Part 17. Kerinduan (21+)

9.6K 353 44
                                    

Harsya berlalu melewati pintu besar berukiran indah di rumahnya dengan langkah cepat. Wajahnya tampak sangat lelah. Betapa tidak, pekerjaan yang seharusnya ia selesaikan dalam waktu sepuluh hari, dengan cepat diselesaikan hanya dalam seminggu saja.

Rasa rindu terhadap sang istri dan calon bayinya, tak bisa membuat ia berlama-lama jauh dari Livia. Senyum di bibirnya terbit, mana kala membayangkan bahwa wanitanya menjadi dua kali lipat lebih manja saat ini.

Seorang asisten rumah tangga menyambut dengan wajah penuh kantuk karena terjaga, dan meraih koper yang dibawa Harsya. Setengah berlari, ia menapaki anak tangga yang memutar. Tak sabar lagi untuk bertemu dengan wanita yang begitu ia rindukan. Ia membuka pintu perlahan, tak ingin membangunkan Livia, mengingat saat ini sudah lewat tengah malam.

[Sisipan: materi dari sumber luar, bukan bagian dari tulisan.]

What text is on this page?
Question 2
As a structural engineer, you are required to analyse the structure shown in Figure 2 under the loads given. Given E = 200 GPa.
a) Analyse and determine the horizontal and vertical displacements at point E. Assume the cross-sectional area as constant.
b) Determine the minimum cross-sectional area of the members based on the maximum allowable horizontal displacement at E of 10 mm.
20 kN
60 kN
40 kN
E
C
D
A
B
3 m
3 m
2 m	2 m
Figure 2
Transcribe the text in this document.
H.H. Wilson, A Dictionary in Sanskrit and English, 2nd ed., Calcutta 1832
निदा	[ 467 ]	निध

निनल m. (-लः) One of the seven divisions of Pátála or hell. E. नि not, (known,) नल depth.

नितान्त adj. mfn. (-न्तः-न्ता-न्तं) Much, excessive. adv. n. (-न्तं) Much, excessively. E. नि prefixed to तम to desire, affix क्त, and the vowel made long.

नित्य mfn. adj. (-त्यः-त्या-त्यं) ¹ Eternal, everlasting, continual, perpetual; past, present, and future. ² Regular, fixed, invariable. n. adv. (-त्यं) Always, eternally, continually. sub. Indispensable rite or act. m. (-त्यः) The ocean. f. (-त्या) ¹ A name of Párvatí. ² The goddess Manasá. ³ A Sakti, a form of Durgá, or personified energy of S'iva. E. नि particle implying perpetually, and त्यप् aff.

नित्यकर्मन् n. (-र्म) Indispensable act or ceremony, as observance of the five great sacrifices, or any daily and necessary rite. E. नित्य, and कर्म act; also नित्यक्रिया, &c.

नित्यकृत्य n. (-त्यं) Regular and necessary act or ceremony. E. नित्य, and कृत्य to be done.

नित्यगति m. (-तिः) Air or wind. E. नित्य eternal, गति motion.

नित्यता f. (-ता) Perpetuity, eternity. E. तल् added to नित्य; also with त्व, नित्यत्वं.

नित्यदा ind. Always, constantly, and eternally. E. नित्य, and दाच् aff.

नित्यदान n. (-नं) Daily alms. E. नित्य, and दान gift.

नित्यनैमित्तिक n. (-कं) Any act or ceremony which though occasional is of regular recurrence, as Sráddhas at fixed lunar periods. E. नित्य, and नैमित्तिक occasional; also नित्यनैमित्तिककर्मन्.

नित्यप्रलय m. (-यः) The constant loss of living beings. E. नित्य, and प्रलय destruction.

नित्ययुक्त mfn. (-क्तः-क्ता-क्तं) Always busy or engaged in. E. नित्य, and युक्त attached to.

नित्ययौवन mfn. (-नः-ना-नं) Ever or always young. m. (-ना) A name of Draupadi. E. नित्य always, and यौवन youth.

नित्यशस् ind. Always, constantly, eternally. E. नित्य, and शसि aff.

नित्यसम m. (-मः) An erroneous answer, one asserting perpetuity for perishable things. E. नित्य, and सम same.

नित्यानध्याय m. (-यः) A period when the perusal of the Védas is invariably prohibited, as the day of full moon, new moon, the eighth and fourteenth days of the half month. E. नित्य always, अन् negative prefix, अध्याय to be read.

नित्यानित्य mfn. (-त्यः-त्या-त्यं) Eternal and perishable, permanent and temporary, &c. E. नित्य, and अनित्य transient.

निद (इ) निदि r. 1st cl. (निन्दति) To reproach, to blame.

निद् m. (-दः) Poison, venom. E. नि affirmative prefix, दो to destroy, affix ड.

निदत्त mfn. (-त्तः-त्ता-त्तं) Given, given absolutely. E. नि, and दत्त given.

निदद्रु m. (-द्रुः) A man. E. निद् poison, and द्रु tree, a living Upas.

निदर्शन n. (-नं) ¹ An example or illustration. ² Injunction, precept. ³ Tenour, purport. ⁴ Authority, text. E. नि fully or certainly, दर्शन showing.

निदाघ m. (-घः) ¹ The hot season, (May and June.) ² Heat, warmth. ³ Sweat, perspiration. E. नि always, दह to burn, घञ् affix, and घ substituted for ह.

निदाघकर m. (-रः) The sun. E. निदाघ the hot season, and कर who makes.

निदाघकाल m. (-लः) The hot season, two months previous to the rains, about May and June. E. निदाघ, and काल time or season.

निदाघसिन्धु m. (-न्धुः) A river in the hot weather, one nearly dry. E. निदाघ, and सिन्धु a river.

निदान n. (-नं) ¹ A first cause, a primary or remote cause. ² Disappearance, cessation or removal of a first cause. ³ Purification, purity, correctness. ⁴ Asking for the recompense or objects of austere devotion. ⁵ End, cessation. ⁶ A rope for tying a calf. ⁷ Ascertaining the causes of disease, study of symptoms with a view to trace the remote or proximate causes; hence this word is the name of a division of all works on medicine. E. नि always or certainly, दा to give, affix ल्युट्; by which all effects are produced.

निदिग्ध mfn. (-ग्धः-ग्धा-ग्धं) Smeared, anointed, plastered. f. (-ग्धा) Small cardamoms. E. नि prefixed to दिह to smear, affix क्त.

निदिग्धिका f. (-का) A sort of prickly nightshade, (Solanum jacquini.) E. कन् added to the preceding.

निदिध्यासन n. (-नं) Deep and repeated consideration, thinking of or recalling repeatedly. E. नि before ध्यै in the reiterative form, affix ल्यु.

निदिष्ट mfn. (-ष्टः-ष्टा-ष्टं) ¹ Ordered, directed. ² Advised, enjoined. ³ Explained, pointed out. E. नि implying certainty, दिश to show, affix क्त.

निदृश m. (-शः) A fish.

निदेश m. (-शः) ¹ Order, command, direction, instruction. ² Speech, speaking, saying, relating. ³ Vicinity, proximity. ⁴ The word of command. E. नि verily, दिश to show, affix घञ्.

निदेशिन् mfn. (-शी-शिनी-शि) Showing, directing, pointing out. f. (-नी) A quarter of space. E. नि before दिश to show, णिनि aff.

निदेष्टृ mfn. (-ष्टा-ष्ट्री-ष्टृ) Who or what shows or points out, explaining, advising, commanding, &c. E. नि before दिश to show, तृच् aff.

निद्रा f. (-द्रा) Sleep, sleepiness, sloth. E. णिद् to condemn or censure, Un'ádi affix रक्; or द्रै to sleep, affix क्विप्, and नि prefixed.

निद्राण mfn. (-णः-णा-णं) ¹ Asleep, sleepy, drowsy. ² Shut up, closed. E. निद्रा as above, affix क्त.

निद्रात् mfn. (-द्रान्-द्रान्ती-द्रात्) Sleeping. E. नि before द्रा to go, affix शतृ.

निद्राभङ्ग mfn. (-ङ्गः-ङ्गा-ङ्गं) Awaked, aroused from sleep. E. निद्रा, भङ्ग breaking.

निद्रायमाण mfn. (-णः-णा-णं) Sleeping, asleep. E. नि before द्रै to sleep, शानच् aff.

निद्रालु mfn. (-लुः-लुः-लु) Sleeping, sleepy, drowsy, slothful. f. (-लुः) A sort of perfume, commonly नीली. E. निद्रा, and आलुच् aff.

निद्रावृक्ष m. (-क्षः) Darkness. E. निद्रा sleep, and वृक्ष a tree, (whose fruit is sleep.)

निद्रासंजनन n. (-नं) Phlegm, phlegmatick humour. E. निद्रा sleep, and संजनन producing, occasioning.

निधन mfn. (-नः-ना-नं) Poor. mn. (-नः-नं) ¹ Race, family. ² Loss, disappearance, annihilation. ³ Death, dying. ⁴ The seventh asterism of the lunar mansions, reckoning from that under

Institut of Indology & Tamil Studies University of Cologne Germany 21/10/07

Harsya berjalan menuju pembaringan yang tertata rapi. Dan terkejut, saat tak mendapati istrinya di sana. Memeriksa kamar mandi, pun tak ada.

Dimana dia?

Ia lantas keluar dan menuju kamar Sheyna. Diketuknya dengan tak sabar.

"Livia ke mana?" Harsya menyerbu dengan pertanyaan, bahkan sebelum sempat Sheyna membuka pintu dengan sempurna.

"Mas sudah pulang?" Sheyna yang masih dikuasai kantuk tersentak kaget. Matanya merah sebab terjaga.

"Livia ke mana?" ulang Harsya lagi.

"Ng ... Mbak Livia nggak nelpon, Mas?"

"Telepon?" Harsya menepuk jidatnya.

"Kenapa?"

"Aah, mungkin tertinggal di kantor. Atau ... di mana ya?" Sekarang Harsya tampak bingung. Terbiasa menggunakan ponsel berbeda untuk urusan kantor dan keluarga, membuatnya lupa jika salah satu ponselnya tertinggal. Kebiasaan buruk, saat ia masih menjadi lajang yang gila kerja.

"Hah?!"

"Ngga tau, hapeku dimana, Sheyna."

"Laah, Mas ga bawa hape? Kok bisa? Dasar, kebiasaan ya! Pantesaaaan!" Sheyna memperbaiki rambutnya.

"Kenapa?"

"Mbak Livia pulang ke kampungnya! Dia pikir, Mas marah. Di whatsapp ga di bales. Di telpon tapi mati!" jawab Shenya kemudian, lalu melangkah masuk ke kamar. Sementara, Harsya mengekor.

"Pulang?"

"Katanya Mas marah?"

"Aku?"

Harsya menepuk dahinya sekali lagi. Benar. Sebelum pergi, ia memang sempat merasa kecewa pada Livia. Namun, kerinduan yang mendera hatinya beberapa hari ini, sungguh membuatnya lupa jika sempat marah pada istrinya. Ia bahkan lupa jika telah bersikap menyakiti. Apalagi saat Livia jauh lebih sensitif daripafa saat ini.

"Ish! Terus, gimana dong? Telepon Mami, Dek, cepetan!" usul Harsya. Setidaknya, ia ingin tahu bagaimana respon sang ibunda atas kepergian Livia.

Sheyna berlari mengambil ponselnya. Dia hanya takut jika Harsya marah kepadanya. Selembut apa pun sang kakak, ia tahu bahwa Harsya sangat mengerikan ketika marah.

"Mami bilang apa?" tanya Harsya tak sabar.

"Marah lah, tengah malem di bangunin!"

"Ish, kamu! Mami bilang apa?"

"Kata Mami, Mbak Livia lagi kangen sama rumah dan toko kuenya, makanya pulang."

"Kok kamu nggak ngomong sama aku?!"

"Mau ngomong sama apa? Sama tembok?! Kebiasaan hape selalu ilang!" Sheyna mendengus gemas. "Lagian kalo aku teleponin Mas Harsya di hape satunya  pasti ditolak, kan? Dengan alasan itu hape buat keperluan bisnis? Buat kerja?" Sheyna tak mau kalah.